A Long Way Down follows four individuals that all decide to commit suicide by jumping off of Topper’s House on New Year’s Eve. Because they all meet at the top of the building, none of them decide to jump, and the group agrees to reassess their lives and meet again to make an ultimate decision on a later date. What then ensues is a series of conflicts, discussions, and reflections by each of the characters as they come to terms with their understanding of life.
The idea of the novel is creative, and I enjoyed the premise. However, that’s about as far as my interest ran. The characters are archetypal and behave almost exactly as you would expect them to. The conflicts that arise between them are realistic in the sense that the characters are genuine to their principles, regardless of how predictable those may be.

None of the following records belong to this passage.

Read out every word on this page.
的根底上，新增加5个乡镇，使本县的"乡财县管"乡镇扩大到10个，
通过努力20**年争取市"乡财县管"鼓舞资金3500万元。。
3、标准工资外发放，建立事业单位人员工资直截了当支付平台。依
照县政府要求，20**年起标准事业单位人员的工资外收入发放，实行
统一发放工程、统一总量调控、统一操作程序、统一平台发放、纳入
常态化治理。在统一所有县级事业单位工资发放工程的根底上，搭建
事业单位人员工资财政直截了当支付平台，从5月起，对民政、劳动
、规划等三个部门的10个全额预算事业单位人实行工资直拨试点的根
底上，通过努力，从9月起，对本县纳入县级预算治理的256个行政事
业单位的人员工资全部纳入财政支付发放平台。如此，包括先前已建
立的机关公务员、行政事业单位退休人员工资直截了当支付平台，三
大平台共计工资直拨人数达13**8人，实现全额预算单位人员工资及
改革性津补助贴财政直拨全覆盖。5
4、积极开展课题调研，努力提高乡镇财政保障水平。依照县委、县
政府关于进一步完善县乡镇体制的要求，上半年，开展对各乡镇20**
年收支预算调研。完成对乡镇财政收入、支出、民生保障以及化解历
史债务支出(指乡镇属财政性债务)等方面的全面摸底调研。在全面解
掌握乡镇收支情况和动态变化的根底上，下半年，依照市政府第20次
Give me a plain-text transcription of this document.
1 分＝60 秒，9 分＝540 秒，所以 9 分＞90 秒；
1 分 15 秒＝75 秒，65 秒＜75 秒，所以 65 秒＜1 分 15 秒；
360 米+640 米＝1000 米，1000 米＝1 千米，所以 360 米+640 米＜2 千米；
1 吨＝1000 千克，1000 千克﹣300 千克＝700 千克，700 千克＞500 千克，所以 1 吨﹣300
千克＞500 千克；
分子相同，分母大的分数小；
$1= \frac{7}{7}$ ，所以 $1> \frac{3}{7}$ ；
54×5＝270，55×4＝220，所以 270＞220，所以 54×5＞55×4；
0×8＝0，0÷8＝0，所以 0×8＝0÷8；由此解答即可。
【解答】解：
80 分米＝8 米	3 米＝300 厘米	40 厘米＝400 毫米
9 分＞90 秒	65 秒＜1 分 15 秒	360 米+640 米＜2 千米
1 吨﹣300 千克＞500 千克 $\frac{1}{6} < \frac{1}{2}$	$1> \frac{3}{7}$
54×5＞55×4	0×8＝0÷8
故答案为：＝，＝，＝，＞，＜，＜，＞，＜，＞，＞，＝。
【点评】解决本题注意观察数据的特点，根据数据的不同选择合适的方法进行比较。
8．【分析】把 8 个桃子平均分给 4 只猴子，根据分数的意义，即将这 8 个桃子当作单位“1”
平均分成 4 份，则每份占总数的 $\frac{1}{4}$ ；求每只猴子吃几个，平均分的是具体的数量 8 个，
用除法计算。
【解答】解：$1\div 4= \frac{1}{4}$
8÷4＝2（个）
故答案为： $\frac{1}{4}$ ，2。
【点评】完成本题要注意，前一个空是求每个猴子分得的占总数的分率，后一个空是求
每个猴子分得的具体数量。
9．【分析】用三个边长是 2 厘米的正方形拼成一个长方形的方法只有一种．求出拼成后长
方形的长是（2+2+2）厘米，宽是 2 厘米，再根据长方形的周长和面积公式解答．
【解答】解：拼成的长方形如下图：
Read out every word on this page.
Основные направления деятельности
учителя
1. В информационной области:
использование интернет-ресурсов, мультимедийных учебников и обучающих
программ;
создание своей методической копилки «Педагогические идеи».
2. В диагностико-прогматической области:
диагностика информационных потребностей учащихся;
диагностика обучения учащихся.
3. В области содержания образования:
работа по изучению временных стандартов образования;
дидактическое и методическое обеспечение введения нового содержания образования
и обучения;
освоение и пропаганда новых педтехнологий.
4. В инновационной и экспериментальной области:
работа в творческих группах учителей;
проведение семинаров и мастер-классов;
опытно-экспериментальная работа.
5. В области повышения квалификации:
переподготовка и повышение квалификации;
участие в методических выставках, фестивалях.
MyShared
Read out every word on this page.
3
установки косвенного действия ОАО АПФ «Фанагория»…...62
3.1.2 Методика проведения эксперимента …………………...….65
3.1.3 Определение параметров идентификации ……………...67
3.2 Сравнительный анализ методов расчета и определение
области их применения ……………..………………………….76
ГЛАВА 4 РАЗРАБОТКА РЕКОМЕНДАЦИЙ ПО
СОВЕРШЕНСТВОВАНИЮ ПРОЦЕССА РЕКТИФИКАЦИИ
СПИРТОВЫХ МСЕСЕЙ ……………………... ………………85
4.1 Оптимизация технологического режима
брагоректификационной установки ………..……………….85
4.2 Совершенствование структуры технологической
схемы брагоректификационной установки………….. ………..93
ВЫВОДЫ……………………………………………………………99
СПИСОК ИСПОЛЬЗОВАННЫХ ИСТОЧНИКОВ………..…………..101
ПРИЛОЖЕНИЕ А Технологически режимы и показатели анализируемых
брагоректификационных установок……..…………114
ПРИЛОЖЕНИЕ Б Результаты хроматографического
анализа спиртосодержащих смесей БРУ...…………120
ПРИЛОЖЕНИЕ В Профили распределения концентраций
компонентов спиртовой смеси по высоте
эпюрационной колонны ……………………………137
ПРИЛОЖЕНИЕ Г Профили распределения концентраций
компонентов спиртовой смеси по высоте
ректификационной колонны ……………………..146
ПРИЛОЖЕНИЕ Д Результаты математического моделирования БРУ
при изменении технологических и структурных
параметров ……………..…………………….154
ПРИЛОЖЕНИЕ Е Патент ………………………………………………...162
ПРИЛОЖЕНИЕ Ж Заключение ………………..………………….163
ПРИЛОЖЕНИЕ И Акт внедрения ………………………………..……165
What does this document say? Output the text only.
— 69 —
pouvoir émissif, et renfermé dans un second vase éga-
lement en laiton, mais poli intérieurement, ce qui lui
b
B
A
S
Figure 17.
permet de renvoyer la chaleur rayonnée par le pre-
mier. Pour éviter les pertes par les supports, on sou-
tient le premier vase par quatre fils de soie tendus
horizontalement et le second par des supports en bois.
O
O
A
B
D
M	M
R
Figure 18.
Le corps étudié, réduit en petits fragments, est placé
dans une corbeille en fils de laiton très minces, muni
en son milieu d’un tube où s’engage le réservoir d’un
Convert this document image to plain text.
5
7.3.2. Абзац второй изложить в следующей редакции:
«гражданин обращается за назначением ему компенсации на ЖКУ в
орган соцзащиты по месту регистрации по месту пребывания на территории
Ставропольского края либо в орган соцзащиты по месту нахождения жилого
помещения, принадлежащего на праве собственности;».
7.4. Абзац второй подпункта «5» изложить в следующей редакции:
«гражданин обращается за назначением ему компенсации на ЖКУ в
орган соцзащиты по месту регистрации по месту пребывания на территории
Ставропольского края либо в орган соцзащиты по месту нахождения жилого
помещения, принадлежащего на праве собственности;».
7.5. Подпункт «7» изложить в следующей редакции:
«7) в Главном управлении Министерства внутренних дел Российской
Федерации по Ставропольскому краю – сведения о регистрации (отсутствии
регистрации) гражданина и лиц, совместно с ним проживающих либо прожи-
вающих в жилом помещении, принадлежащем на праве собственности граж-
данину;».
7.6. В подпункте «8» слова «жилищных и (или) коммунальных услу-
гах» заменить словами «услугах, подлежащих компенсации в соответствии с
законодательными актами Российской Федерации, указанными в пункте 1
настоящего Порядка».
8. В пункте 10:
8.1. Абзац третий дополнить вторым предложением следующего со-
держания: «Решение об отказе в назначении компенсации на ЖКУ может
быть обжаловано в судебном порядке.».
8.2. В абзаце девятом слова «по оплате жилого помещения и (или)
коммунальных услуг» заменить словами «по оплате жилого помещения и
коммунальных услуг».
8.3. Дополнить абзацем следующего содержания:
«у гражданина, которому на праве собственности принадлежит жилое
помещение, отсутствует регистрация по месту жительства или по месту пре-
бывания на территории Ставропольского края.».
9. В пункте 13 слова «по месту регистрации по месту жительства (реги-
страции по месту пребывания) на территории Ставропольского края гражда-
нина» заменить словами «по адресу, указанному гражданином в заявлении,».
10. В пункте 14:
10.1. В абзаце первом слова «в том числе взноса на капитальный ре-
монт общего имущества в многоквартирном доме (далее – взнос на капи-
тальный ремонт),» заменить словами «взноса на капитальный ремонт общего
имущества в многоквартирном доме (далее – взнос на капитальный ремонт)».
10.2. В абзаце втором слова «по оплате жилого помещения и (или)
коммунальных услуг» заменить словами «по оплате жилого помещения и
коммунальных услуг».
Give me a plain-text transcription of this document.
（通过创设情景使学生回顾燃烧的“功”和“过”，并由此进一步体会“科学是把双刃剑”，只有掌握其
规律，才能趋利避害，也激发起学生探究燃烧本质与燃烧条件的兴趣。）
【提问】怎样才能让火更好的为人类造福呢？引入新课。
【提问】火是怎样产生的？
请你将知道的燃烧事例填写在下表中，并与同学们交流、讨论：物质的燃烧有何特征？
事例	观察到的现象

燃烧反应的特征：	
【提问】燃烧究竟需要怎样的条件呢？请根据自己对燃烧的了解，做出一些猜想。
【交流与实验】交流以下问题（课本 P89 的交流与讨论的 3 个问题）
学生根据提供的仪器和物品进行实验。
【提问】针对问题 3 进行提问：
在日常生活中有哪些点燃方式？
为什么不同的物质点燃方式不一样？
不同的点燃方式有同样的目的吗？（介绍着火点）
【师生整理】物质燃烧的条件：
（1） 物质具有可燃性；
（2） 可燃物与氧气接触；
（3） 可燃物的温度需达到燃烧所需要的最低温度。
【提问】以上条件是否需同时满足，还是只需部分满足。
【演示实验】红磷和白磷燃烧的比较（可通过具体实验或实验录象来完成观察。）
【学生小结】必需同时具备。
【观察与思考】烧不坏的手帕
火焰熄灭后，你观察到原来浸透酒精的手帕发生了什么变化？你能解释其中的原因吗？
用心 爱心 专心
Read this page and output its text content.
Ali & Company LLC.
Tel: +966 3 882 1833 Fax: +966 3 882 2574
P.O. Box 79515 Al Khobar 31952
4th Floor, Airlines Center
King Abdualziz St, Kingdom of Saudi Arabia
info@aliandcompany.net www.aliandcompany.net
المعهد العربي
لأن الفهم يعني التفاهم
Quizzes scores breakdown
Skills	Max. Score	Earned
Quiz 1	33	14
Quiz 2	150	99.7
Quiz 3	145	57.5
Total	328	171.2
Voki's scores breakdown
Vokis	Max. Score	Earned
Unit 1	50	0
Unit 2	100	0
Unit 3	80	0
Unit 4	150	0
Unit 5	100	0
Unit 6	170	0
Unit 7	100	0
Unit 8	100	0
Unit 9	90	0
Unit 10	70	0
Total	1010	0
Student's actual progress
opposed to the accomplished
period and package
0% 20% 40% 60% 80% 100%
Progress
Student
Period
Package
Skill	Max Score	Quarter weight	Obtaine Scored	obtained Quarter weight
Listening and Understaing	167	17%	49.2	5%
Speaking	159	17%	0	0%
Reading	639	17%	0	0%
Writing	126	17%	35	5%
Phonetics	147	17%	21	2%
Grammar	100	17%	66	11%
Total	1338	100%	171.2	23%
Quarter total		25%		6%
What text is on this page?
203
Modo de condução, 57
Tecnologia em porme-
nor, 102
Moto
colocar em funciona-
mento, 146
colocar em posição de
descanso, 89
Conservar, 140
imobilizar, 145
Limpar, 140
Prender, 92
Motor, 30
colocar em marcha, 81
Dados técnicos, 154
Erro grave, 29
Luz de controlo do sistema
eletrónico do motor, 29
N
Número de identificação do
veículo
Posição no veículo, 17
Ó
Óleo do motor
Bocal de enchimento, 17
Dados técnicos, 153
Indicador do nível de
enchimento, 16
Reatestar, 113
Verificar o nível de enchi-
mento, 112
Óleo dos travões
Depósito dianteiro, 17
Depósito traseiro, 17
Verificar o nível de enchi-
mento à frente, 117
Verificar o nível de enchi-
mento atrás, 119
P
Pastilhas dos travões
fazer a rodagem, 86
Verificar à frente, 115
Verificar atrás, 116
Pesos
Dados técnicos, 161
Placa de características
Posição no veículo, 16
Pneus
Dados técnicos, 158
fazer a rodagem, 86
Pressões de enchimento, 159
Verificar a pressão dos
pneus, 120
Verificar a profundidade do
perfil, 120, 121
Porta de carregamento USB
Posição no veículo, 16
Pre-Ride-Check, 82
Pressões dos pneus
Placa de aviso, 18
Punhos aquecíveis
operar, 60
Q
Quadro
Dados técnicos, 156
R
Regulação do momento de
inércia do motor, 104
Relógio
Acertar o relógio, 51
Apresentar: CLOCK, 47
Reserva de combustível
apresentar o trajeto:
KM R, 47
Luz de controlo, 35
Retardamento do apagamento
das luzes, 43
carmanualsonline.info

The main problem I have with the plot, and as a result the novel itself, is that the climax occurs the first time the group is on the roof together. The tension the reader feels as each character debates falling from the roof is never reached again in the novel. At no point after the first meeting did I ever think that any of the characters would succumb to their doubts and decide to commit suicide, making the last three quarters of the book just a resolution to the problem that was all but solved at the outset of the novel. I thought for the last hundred pages or so that one of the characters was going to die to something unexpected, be it a car wreck or something similar, but instead, they all slowly reorganize their lives.
What could have helped the progression in the book would have been to structure it differently, in my opinion. The characters are all given a voice which makes each one more personable, but without an objective or omniscient narrator, the reader has a difficult time forming his or her own opinion of each character. The novel would have dramatically benefited from a third person lead in to the climactic meeting at the top of Topper’s House so that the reader can fully comprehend what brought each character there. Without it, there’s little sympathy exhibited from the reader when it’s most necessary.
Had the novel been shaped in a way to build up to a climactic engagement at the top of the roof, instead of starting with one, Hornby’s suicidal Breakfast Club would have been much, much more appealing.